1. To solve this problem, we need to calculate the heat exchanged between the mixture and the ice. Here are the steps:
Step 1: Calculate the heat lost by the mixture of ethyl alcohol and water.
Q = mcΔT
Where:
Q = heat lost (in Joules)
m = mass of the mixture (in kg)
c = specific heat capacity of the mixture (in J/kg°C)
ΔT = change in temperature (in °C)
Given:
m = 0.1 kg
ΔT = (20 - 0) = 20°C
Specific heat capacity of the mixture (c) can be approximated as the average of ethyl alcohol and water:
c ≈ (c_ethanol + c_water) / 2
The specific heat capacity of ethyl alcohol (c_ethanol) is approximately 2.45 J/g°C, which is equivalent to 2,450 J/kg°C.
The specific heat capacity of water (c_water) is approximately 4.18 J/g°C, which is equivalent to 4,180 J/kg°C.
Using the approximation formula:
c ≈ (2,450 + 4,180) / 2 ≈ 3,315 J/kg°C
Plugging the values into the formula:
Q = 0.1 kg * 3,315 J/kg°C * 20°C = 6,630 J
Step 2: Calculate the heat gained by the ice.
The heat gained or absorbed by the ice is equal to the heat lost by the mixture because energy is conserved.

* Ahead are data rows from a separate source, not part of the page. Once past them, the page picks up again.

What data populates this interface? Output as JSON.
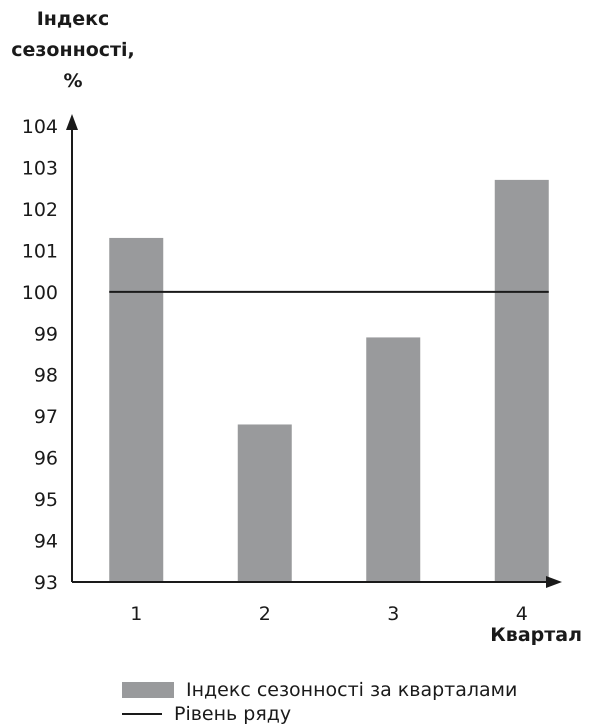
{
  "chart_data": {
    "type": "bar",
    "ylabel": "Індекс сезонності, %",
    "xlabel": "Квартал",
    "categories": [
      "1",
      "2",
      "3",
      "4"
    ],
    "series": [
      {
        "name": "Індекс сезонності за кварталами",
        "values": [
          101.3,
          96.8,
          98.9,
          102.7
        ]
      }
    ],
    "reference_line": {
      "name": "Рівень ряду",
      "value": 100
    },
    "ylim": [
      93,
      104
    ],
    "yticks": [
      93,
      94,
      95,
      96,
      97,
      98,
      99,
      100,
      101,
      102,
      103,
      104
    ],
    "grid": false,
    "legend": "bottom",
    "colors": {
      "bar": "#999a9c",
      "line": "#1a1a1a",
      "axis": "#1a1a1a"
    }
  }
}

Therefore, the heat gained by the ice is also 6,630 J.
Step 3: Calculate the mass of ice required to absorb the heat gained.

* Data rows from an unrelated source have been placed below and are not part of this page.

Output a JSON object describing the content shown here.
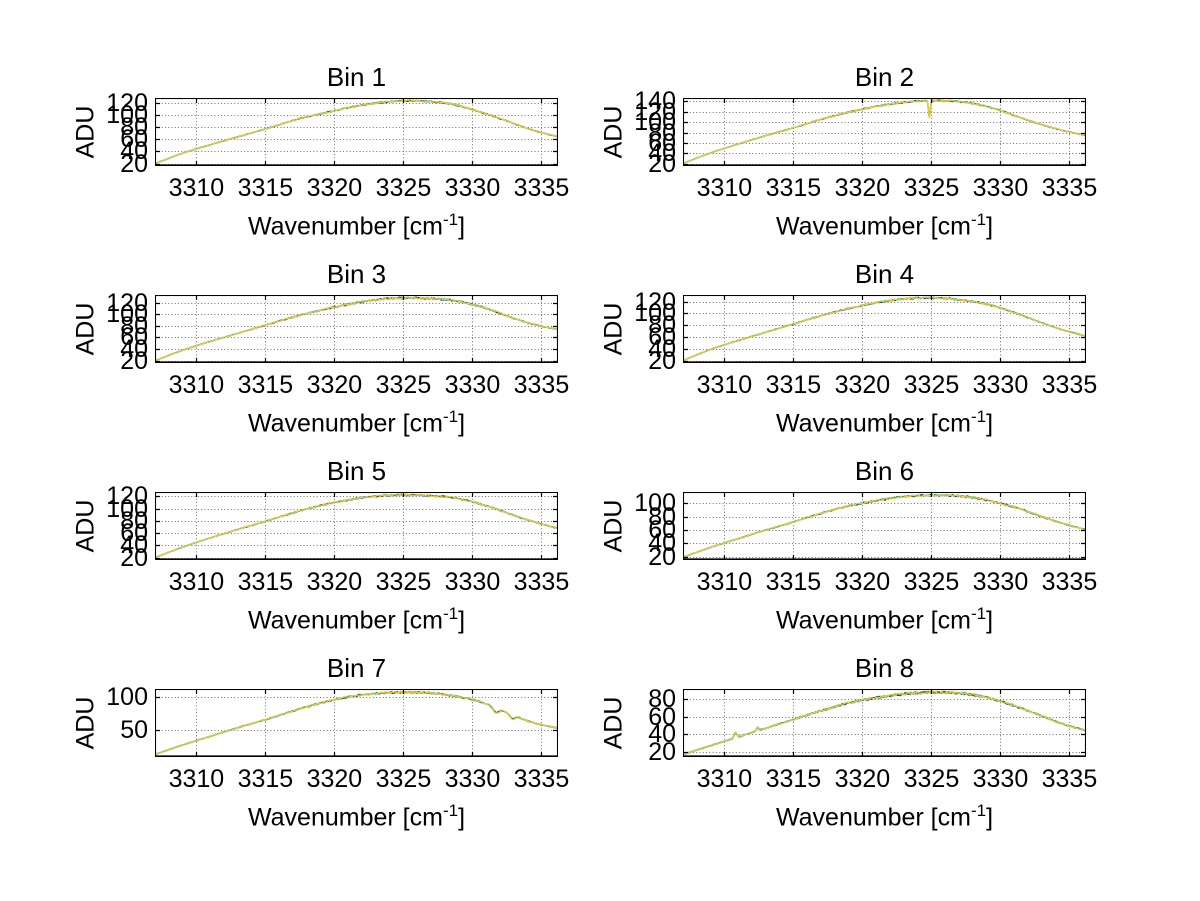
{
  "figure": {
    "background": "#ffffff",
    "text_color": "#000000",
    "axis_color": "#000000",
    "grid_color": "#6e6e6e",
    "grid_style": "dotted",
    "ylabel": "ADU",
    "xlabel_pre": "Wavenumber [cm",
    "xlabel_sup": "-1",
    "xlabel_post": "]",
    "traces": [
      {
        "name": "trace-blue",
        "color": "#4d79cc",
        "width": 1.1,
        "offset": -0.45
      },
      {
        "name": "trace-cyan",
        "color": "#4fc4cb",
        "width": 1.1,
        "offset": 0.5
      },
      {
        "name": "trace-green",
        "color": "#3fae4a",
        "width": 1.1,
        "offset": 0.25
      },
      {
        "name": "trace-black",
        "color": "#161616",
        "width": 1.0,
        "offset": 0
      },
      {
        "name": "trace-yellow",
        "color": "#e0cc3e",
        "width": 1.4,
        "offset": 0
      }
    ]
  },
  "chart_data": [
    {
      "type": "line",
      "title": "Bin 1",
      "xlabel": "Wavenumber [cm⁻¹]",
      "ylabel": "ADU",
      "xlim": [
        3307,
        3336.2
      ],
      "ylim": [
        16,
        128
      ],
      "xticks": [
        3310,
        3315,
        3320,
        3325,
        3330,
        3335
      ],
      "yticks": [
        20,
        40,
        60,
        80,
        100,
        120
      ],
      "grid": true,
      "noise_amp": 1.6,
      "seed": 3,
      "features": [],
      "anchors": [
        [
          3307,
          20
        ],
        [
          3309,
          37
        ],
        [
          3311,
          51
        ],
        [
          3313,
          64
        ],
        [
          3315,
          77
        ],
        [
          3317,
          91
        ],
        [
          3319,
          102
        ],
        [
          3321,
          112
        ],
        [
          3322.5,
          118
        ],
        [
          3324,
          122
        ],
        [
          3325.5,
          123.5
        ],
        [
          3327,
          122
        ],
        [
          3328.5,
          118
        ],
        [
          3330,
          109
        ],
        [
          3331.5,
          98
        ],
        [
          3333,
          86
        ],
        [
          3334.5,
          74
        ],
        [
          3336.3,
          64
        ]
      ]
    },
    {
      "type": "line",
      "title": "Bin 2",
      "xlabel": "Wavenumber [cm⁻¹]",
      "ylabel": "ADU",
      "xlim": [
        3307,
        3336.2
      ],
      "ylim": [
        16,
        146
      ],
      "xticks": [
        3310,
        3315,
        3320,
        3325,
        3330,
        3335
      ],
      "yticks": [
        20,
        40,
        60,
        80,
        100,
        120,
        140
      ],
      "grid": true,
      "noise_amp": 1.8,
      "seed": 5,
      "features": [
        {
          "x": 3324.85,
          "depth": 32,
          "width": 0.09
        }
      ],
      "anchors": [
        [
          3307,
          21
        ],
        [
          3309,
          41
        ],
        [
          3311,
          58
        ],
        [
          3313,
          74
        ],
        [
          3315,
          89
        ],
        [
          3317,
          105
        ],
        [
          3319,
          119
        ],
        [
          3321,
          130
        ],
        [
          3322.5,
          136
        ],
        [
          3324,
          140
        ],
        [
          3325.5,
          141
        ],
        [
          3327,
          139
        ],
        [
          3328.5,
          133
        ],
        [
          3330,
          122
        ],
        [
          3331.5,
          108
        ],
        [
          3333,
          95
        ],
        [
          3334.5,
          84
        ],
        [
          3336.3,
          74
        ]
      ]
    },
    {
      "type": "line",
      "title": "Bin 3",
      "xlabel": "Wavenumber [cm⁻¹]",
      "ylabel": "ADU",
      "xlim": [
        3307,
        3336.2
      ],
      "ylim": [
        16,
        133
      ],
      "xticks": [
        3310,
        3315,
        3320,
        3325,
        3330,
        3335
      ],
      "yticks": [
        20,
        40,
        60,
        80,
        100,
        120
      ],
      "grid": true,
      "noise_amp": 2.1,
      "seed": 7,
      "features": [],
      "anchors": [
        [
          3307,
          20
        ],
        [
          3309,
          38
        ],
        [
          3311,
          53
        ],
        [
          3313,
          67
        ],
        [
          3315,
          81
        ],
        [
          3317,
          95
        ],
        [
          3319,
          107
        ],
        [
          3321,
          117
        ],
        [
          3322.5,
          123
        ],
        [
          3324,
          127
        ],
        [
          3325.5,
          128
        ],
        [
          3327,
          127
        ],
        [
          3328.5,
          124
        ],
        [
          3330,
          117
        ],
        [
          3331.5,
          106
        ],
        [
          3333,
          93
        ],
        [
          3334.5,
          82
        ],
        [
          3336.3,
          73
        ]
      ]
    },
    {
      "type": "line",
      "title": "Bin 4",
      "xlabel": "Wavenumber [cm⁻¹]",
      "ylabel": "ADU",
      "xlim": [
        3307,
        3336.2
      ],
      "ylim": [
        16,
        131
      ],
      "xticks": [
        3310,
        3315,
        3320,
        3325,
        3330,
        3335
      ],
      "yticks": [
        20,
        40,
        60,
        80,
        100,
        120
      ],
      "grid": true,
      "noise_amp": 1.8,
      "seed": 11,
      "features": [],
      "anchors": [
        [
          3307,
          20
        ],
        [
          3309,
          39
        ],
        [
          3311,
          54
        ],
        [
          3313,
          68
        ],
        [
          3315,
          82
        ],
        [
          3317,
          96
        ],
        [
          3319,
          108
        ],
        [
          3321,
          118
        ],
        [
          3322.5,
          123
        ],
        [
          3324,
          126
        ],
        [
          3325.5,
          126
        ],
        [
          3327,
          123
        ],
        [
          3328.5,
          118
        ],
        [
          3330,
          109
        ],
        [
          3331.5,
          97
        ],
        [
          3333,
          84
        ],
        [
          3334.5,
          72
        ],
        [
          3336.3,
          61
        ]
      ]
    },
    {
      "type": "line",
      "title": "Bin 5",
      "xlabel": "Wavenumber [cm⁻¹]",
      "ylabel": "ADU",
      "xlim": [
        3307,
        3336.2
      ],
      "ylim": [
        16,
        127
      ],
      "xticks": [
        3310,
        3315,
        3320,
        3325,
        3330,
        3335
      ],
      "yticks": [
        20,
        40,
        60,
        80,
        100,
        120
      ],
      "grid": true,
      "noise_amp": 1.7,
      "seed": 13,
      "features": [],
      "anchors": [
        [
          3307,
          20
        ],
        [
          3309,
          37
        ],
        [
          3311,
          52
        ],
        [
          3313,
          66
        ],
        [
          3315,
          79
        ],
        [
          3317,
          93
        ],
        [
          3319,
          105
        ],
        [
          3321,
          114
        ],
        [
          3322.5,
          119
        ],
        [
          3324,
          121.5
        ],
        [
          3325.5,
          122
        ],
        [
          3327,
          121
        ],
        [
          3328.5,
          118
        ],
        [
          3330,
          111
        ],
        [
          3331.5,
          101
        ],
        [
          3333,
          89
        ],
        [
          3334.5,
          78
        ],
        [
          3336.3,
          67
        ]
      ]
    },
    {
      "type": "line",
      "title": "Bin 6",
      "xlabel": "Wavenumber [cm⁻¹]",
      "ylabel": "ADU",
      "xlim": [
        3307,
        3336.2
      ],
      "ylim": [
        15,
        117
      ],
      "xticks": [
        3310,
        3315,
        3320,
        3325,
        3330,
        3335
      ],
      "yticks": [
        20,
        40,
        60,
        80,
        100
      ],
      "grid": true,
      "noise_amp": 1.7,
      "seed": 17,
      "features": [],
      "anchors": [
        [
          3307,
          19
        ],
        [
          3309,
          34
        ],
        [
          3311,
          47
        ],
        [
          3313,
          60
        ],
        [
          3315,
          72
        ],
        [
          3317,
          85
        ],
        [
          3319,
          96
        ],
        [
          3321,
          104
        ],
        [
          3322.5,
          109
        ],
        [
          3324,
          111.5
        ],
        [
          3325.5,
          112
        ],
        [
          3327,
          111
        ],
        [
          3328.5,
          107
        ],
        [
          3330,
          100
        ],
        [
          3331.5,
          91
        ],
        [
          3333,
          80
        ],
        [
          3334.5,
          70
        ],
        [
          3336.3,
          60
        ]
      ]
    },
    {
      "type": "line",
      "title": "Bin 7",
      "xlabel": "Wavenumber [cm⁻¹]",
      "ylabel": "ADU",
      "xlim": [
        3307,
        3336.2
      ],
      "ylim": [
        10,
        112
      ],
      "xticks": [
        3310,
        3315,
        3320,
        3325,
        3330,
        3335
      ],
      "yticks": [
        50,
        100
      ],
      "grid": true,
      "noise_amp": 1.6,
      "seed": 19,
      "features": [
        {
          "x": 3331.7,
          "depth": 8,
          "width": 0.3
        },
        {
          "x": 3332.9,
          "depth": 6,
          "width": 0.25
        }
      ],
      "anchors": [
        [
          3307,
          14
        ],
        [
          3309,
          28
        ],
        [
          3311,
          41
        ],
        [
          3313,
          54
        ],
        [
          3315,
          66
        ],
        [
          3317,
          79
        ],
        [
          3319,
          91
        ],
        [
          3321,
          100
        ],
        [
          3322.5,
          104
        ],
        [
          3324,
          106.5
        ],
        [
          3325.5,
          107
        ],
        [
          3327,
          106
        ],
        [
          3328.5,
          102
        ],
        [
          3330,
          96
        ],
        [
          3331.5,
          86
        ],
        [
          3333,
          72
        ],
        [
          3334.5,
          61
        ],
        [
          3336.3,
          53
        ]
      ]
    },
    {
      "type": "line",
      "title": "Bin 8",
      "xlabel": "Wavenumber [cm⁻¹]",
      "ylabel": "ADU",
      "xlim": [
        3307,
        3336.2
      ],
      "ylim": [
        14,
        92
      ],
      "xticks": [
        3310,
        3315,
        3320,
        3325,
        3330,
        3335
      ],
      "yticks": [
        20,
        40,
        60,
        80
      ],
      "grid": true,
      "noise_amp": 1.7,
      "seed": 23,
      "features": [
        {
          "x": 3310.8,
          "depth": -6,
          "width": 0.15
        },
        {
          "x": 3312.4,
          "depth": -4,
          "width": 0.12
        }
      ],
      "anchors": [
        [
          3307,
          17
        ],
        [
          3309,
          27
        ],
        [
          3311,
          37
        ],
        [
          3313,
          47
        ],
        [
          3315,
          57
        ],
        [
          3317,
          67
        ],
        [
          3319,
          76
        ],
        [
          3321,
          82
        ],
        [
          3322.5,
          85.5
        ],
        [
          3324,
          87.5
        ],
        [
          3325.5,
          88
        ],
        [
          3327,
          87
        ],
        [
          3328.5,
          84
        ],
        [
          3330,
          78
        ],
        [
          3331.5,
          70
        ],
        [
          3333,
          61
        ],
        [
          3334.5,
          52
        ],
        [
          3336.3,
          44
        ]
      ]
    }
  ]
}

Using the latent heat of fusion of ice (L_f), which is 334,000 J/kg:
Q = mL_f
Solving for m (mass):
m = Q / L_f = 6,630 J / 334,000 J/kg ≈ 0.0198 kg (or 19.8 g)
So, approximately 19.8 grams of ice at -10 degrees Celsius are required to cool the mixture from 20 degrees Celsius to 0 degrees Celsius.
2. To find the heat produced by a 1 kW heating element in one hour, we can use the formula:
Heat (in Joules) = Power (in Watts) × Time (in seconds)
Given:
Power (P) = 1 kW = 1,000 W
Time (t) = 1 hour = 3,600 seconds
Using the formula:
Heat = 1,000 W × 3,600 s = 3,600,000 J
Therefore, the heat produced by the 1 kW heating element in one hour is 3,600,000 Joules.
3. To find the quantity of ice melted when a bullet is fired into it, we need to calculate the heat transferred from the bullet to the ice.
Step 1: Calculate the heat lost by the bullet.
Q = mcΔT
Where:
Q = heat lost (in Joules)
m = mass of the bullet (in kg)
c = specific heat capacity of lead (in J/kg°C)
ΔT = change in temperature (in °C)
Given:
m = 3 g = 0.003 kg
ΔT = (30 - 0) = 30°C (assuming the bullet starts at the same temperature as the surrounding air)
The specific heat capacity of lead (c) is approximately 130 J/kg°C.
Plugging the values into the formula:
Q = 0.003 kg * 130 J/kg°C * 30°C = 11.7 J
Step 2: Calculate the heat gained by the ice.
The heat gained by the ice is equal to the heat lost by the bullet (assuming no heat is lost to the surroundings) because energy is conserved.
Therefore, the heat gained by the ice is also 11.7 J.
Step 3: Calculate the mass of ice melted by converting the heat gained into the heat required to melt the ice.
Using the latent heat of fusion of ice (L_f), which is 334,000 J/kg:
Q = mL_f
Solving for m (mass):
m = Q / L_f = 11.7 J / 334,000 J/kg ≈ 0.035 g (or 35 mg)
So, approximately 35 milligrams of ice would melt when the 3g lead bullet is fired into it at a speed of 240 m/s and becomes embedded in the ice.